A minha (outra) pessoa

Não acredito que haja melhor. Não procuro, nem procurarei… Encontrei-o sem o procurar. Sonhava-o apenas. Em devaneios longínquos oprimia o desejo, não o procurava mas sonhava. Encontrei-o. Hoje é o sustentáculo da minha existência.

Falo dele, e falarei, com um orgulho dissemelhante. Falo da sua grandeza e da sua colossalidade como homem e como amante. Não me canso, nem cansarei, enquanto o mais seguro abrigo for a união dos nossos braços. Gosto dele e questiono-me se existirá maior medida de amor do que esta.Sinto uma aragem com o seu perfume, onde quer que vá. Fixa-se na minha pele e não desaparece. Não há asseio que retire a sua essência do meu corpo e corro para ele para renovar cada dose.
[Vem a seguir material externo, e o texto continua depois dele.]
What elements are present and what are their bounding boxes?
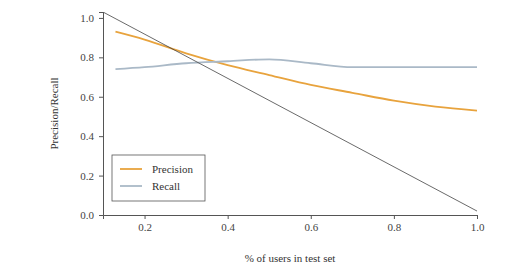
y-tick-mark (99, 215, 103, 216)
x-axis-line (104, 216, 478, 220)
y-tick-mark (99, 97, 103, 98)
y-tick: 0.6 (80, 91, 103, 103)
legend: Precision Recall (112, 155, 205, 201)
legend-label: Precision (152, 163, 193, 175)
series-line (115, 32, 477, 111)
y-axis-title: Precision/Recall (48, 77, 60, 149)
y-tick-mark (99, 18, 103, 19)
y-tick-label: 0.2 (80, 170, 94, 182)
x-tick: 0.4 (221, 215, 235, 233)
x-tick: 0.6 (304, 215, 318, 233)
y-tick-mark (99, 176, 103, 177)
plot: 0.2 0.4 0.6 0.8 1.0 0.0 0.2 0.4 0.6 0.8 1.0 Precisi… (80, 12, 485, 233)
chart: 0.2 0.4 0.6 0.8 1.0 0.0 0.2 0.4 0.6 0.8 1.0 Precisi… (0, 0, 512, 271)
lines (103, 12, 477, 211)
y-axis: 0.0 0.2 0.4 0.6 0.8 1.0 (80, 12, 103, 221)
x-tick-mark (311, 215, 312, 219)
legend-box (112, 155, 205, 201)
x-tick-label: 0.6 (304, 221, 318, 233)
y-tick: 0.2 (80, 170, 103, 182)
x-axis: 0.2 0.4 0.6 0.8 1.0 (104, 215, 485, 233)
y-tick: 0.0 (80, 209, 103, 221)
y-tick-label: 0.6 (80, 91, 94, 103)
y-tick-label: 1.0 (80, 12, 94, 24)
x-axis-title: % of users in test set (245, 252, 336, 264)
y-tick: 0.8 (80, 51, 103, 63)
legend-swatch (120, 168, 142, 170)
x-tick-mark (145, 215, 146, 219)
legend-swatch (120, 185, 142, 187)
x-tick: 1.0 (471, 215, 485, 233)
x-tick-label: 0.4 (221, 221, 235, 233)
y-tick-label: 0.4 (80, 130, 94, 142)
legend-label: Recall (152, 180, 180, 192)
x-tick-mark (477, 215, 478, 219)
series-line (115, 59, 477, 69)
x-tick: 0.2 (138, 215, 152, 233)
y-tick: 1.0 (80, 12, 103, 24)
x-tick-mark (394, 215, 395, 219)
y-tick-mark (99, 136, 103, 137)
x-tick-label: 0.8 (388, 221, 402, 233)
x-tick-label: 1.0 (471, 221, 485, 233)
y-tick-mark (99, 57, 103, 58)
x-tick: 0.8 (388, 215, 402, 233)
y-tick-label: 0.0 (80, 209, 94, 221)
y-tick: 0.4 (80, 130, 103, 142)
y-tick-label: 0.8 (80, 51, 94, 63)
x-tick-label: 0.2 (138, 221, 152, 233)
reference-line (103, 12, 477, 211)
x-tick-mark (228, 215, 229, 219)
y-axis-line (99, 13, 104, 216)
É aquele cheiro natural combinado com qualquer perfume que me oferece a sensação de chegada de casa, de conforto permanente. Gosto dos braços incansáveis pelos abraços que me oferece, por me mostrar que existe força suficiente para me segurar e me deixar habitar e, porque me cinge com crença, a cada abraço presenteia-me com um beijo terno, apinhado de respeito e de volúpia. Exímio companheiro, parceiro indiscutível a cada troféu na vida, erógeno habilíssimo: proporciona-me uma conexão sem antecedentes, um vínculo incessante, uma firmeza inabalável. Cabe-lhe coabitar comigo no protagonismo deste enredo. Expoente máximo da excelência, ele é o resto da minha vida.


7 de novembro de 2010

Domingos cheiram aos nossos momentos vespertinos. Pernas entrelaçadas, uma manta no combate ao frio e amor cálido, nosso. Beijos doces e dentadas gulosas. Palavras sussurradas e sorrisos a pontua-las. Meiguice suave e também conversas inteligentes.
Sobreviveríamos nesta nossa cabana se ninguém nos procurasse e nos esquecessem para sempre. Somente nós seríamos a nossa própria multidão.

1 de setembro de 2010

Conversas pequenas, beijos entre palavras. Palavras entre beijos. Beijos sem palavras.